A standing ovation for Charles
The opening speech by Dr Hansen was a reminder what can be achieved by a PhD student working on a different topic (diffusion), who developed a practical solubility theory and then, often with very little support continued to develop and refine it over 50 years. And far from HSP being past its prime, the conference confirmed that the theory and applications are positively booming. The standing ovation for Charles was greatly deserved.
The new Yamamoto developments
Hiroshi revealed three significant developments during his two keynote talks:
- A split of δD into two components - van der Waals and Functional Group. Amazingly, with δD² = δDvdw² + δDfg², and with the Distance calculation using both components, the famous factor of 4 disappears and the quality of fits improves somewhat.
- A split of δTot into δReg and δNet. δReg captures "regular solution" effects and δNet captures network effects, especially hydrogen bonding. As Hiroshi says, δNet has been in HSP for 50 years but had never been systematically identified
- A new, more sophisticated understanding of Donor/Acceptor effects
You can find his two talks plus three preprint papers to read his ideas in detail on the Papers page.
Versions of most of the talks are available on the Papers page.

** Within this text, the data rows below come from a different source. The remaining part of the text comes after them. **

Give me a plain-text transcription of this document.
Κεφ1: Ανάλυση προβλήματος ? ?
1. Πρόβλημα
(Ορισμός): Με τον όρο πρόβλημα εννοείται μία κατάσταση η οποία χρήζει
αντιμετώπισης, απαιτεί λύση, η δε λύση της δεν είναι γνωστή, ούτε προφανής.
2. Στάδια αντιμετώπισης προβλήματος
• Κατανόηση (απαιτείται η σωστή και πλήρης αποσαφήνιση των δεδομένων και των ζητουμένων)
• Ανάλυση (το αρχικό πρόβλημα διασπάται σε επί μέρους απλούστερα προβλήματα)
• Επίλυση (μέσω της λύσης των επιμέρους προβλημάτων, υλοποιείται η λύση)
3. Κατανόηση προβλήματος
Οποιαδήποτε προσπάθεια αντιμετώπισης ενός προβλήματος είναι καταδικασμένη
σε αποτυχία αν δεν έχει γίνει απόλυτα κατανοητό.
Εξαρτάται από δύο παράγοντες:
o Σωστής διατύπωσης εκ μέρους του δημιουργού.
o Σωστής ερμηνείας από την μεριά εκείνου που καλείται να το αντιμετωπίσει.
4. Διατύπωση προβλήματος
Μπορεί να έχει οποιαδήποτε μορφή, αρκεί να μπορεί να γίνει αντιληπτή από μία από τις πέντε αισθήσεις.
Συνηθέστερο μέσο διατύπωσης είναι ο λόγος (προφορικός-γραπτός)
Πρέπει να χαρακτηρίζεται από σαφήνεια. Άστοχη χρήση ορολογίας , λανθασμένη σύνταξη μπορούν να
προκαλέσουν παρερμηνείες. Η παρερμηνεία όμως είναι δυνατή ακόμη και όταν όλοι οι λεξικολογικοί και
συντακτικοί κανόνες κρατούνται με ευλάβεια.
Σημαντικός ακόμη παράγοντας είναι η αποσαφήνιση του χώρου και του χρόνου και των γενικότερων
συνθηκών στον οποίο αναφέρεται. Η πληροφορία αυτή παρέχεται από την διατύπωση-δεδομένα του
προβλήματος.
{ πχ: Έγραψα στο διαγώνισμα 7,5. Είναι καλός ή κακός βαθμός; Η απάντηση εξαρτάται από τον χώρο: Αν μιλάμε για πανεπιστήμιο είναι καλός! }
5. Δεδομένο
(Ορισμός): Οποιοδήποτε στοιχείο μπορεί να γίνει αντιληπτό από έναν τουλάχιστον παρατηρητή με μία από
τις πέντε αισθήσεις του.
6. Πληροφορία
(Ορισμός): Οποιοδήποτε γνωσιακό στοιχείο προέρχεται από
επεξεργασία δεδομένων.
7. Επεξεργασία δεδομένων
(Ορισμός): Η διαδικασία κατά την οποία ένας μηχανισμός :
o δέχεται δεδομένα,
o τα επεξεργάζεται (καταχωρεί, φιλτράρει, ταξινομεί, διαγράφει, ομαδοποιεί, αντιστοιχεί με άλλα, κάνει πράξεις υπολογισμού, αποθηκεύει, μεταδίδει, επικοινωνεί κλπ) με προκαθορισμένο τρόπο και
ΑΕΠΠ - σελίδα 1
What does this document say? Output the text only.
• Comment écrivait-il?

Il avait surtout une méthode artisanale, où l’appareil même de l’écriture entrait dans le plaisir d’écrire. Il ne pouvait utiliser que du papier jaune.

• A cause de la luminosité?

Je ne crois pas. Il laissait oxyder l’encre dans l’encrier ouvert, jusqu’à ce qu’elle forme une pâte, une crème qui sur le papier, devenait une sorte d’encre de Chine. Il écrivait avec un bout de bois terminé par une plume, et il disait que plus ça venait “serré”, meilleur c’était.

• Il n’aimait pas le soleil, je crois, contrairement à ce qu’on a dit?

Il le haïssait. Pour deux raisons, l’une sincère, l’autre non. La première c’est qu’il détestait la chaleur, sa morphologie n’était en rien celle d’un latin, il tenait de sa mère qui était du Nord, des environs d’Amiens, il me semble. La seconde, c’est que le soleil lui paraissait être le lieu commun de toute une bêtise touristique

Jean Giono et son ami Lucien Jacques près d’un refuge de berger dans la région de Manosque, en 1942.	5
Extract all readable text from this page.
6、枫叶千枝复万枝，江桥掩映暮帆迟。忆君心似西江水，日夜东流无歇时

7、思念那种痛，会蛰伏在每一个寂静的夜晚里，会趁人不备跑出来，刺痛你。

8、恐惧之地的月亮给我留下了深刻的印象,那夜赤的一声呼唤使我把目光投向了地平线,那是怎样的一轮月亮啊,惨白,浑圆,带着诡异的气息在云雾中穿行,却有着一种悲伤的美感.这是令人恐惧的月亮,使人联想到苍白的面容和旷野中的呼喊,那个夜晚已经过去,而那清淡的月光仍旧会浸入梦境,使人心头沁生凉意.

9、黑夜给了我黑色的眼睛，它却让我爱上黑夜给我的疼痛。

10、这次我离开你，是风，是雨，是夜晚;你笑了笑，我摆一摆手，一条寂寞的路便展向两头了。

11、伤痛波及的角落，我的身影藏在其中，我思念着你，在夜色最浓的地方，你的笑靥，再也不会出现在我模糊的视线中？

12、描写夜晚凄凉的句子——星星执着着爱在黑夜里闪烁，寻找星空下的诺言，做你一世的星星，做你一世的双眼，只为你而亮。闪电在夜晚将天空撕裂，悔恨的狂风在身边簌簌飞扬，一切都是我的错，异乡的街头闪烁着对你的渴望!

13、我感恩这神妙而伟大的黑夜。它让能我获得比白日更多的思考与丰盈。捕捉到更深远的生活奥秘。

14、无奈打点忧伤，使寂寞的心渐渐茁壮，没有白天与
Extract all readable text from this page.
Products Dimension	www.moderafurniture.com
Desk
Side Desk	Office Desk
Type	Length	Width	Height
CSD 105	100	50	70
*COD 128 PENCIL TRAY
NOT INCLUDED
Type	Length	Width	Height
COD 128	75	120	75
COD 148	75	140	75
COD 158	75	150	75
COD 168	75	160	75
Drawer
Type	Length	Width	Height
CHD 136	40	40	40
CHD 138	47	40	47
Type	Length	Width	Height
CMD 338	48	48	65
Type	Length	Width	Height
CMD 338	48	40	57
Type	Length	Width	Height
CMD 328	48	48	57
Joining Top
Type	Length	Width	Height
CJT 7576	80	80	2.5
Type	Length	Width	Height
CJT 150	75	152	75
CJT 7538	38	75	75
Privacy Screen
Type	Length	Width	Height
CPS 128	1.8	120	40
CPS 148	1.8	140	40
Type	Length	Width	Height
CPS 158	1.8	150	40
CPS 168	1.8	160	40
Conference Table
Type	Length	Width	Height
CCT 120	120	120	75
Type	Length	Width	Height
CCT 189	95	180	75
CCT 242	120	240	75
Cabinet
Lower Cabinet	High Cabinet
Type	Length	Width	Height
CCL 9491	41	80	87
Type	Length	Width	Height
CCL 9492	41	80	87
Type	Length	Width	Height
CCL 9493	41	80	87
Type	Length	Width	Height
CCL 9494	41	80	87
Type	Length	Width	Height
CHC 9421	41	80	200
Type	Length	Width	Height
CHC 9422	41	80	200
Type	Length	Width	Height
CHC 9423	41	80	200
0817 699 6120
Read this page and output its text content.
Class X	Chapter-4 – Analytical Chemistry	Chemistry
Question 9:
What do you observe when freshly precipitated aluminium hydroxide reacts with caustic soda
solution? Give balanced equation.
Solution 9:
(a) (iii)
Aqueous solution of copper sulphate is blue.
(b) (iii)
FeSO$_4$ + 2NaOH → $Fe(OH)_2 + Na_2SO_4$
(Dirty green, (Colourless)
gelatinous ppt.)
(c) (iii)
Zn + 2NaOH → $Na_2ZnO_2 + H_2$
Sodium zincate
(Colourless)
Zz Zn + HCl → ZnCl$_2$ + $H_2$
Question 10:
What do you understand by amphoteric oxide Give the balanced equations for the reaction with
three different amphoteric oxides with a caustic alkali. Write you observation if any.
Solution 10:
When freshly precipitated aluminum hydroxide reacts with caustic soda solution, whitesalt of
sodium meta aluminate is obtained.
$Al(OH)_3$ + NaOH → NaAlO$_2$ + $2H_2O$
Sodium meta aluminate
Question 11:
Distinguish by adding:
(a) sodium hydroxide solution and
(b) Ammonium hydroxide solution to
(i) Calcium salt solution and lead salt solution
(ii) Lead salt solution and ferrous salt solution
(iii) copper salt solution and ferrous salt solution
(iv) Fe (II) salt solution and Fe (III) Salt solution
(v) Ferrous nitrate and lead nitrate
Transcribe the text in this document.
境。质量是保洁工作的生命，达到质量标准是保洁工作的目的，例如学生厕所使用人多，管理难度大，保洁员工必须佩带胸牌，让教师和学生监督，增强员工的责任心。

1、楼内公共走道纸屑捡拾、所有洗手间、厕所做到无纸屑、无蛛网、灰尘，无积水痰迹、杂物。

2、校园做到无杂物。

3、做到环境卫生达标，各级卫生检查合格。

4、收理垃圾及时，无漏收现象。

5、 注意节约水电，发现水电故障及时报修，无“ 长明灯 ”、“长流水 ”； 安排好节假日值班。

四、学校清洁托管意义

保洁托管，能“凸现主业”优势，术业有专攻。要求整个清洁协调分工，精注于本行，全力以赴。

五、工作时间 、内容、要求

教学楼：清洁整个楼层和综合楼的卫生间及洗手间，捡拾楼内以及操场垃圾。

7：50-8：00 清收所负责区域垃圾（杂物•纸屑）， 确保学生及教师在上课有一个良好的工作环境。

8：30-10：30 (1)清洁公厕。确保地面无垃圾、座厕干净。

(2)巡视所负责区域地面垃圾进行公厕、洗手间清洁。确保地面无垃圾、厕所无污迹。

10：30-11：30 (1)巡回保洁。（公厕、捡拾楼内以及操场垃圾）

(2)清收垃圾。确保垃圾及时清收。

As is normal, some of the talks are not in the public domain as they contain, for example, information in the process of being published.
Who was there?
This is the exciting thing. The HSP(iP) community is large, international and diverse. It was exciting that academia and industry were so well balanced and that different viewpoints from around the globe sparked new ideas and created new possibilities
The HSPiP team would like to acknowledge the excellent, professional help provided by the local organizers, the Green Chemistry Centre of Excellence plus Dr Seishi Shimizu of the York Structural Biology Lab (YSBL). We also warmly acknowledge the assistance of the University of York and the iFormulate team.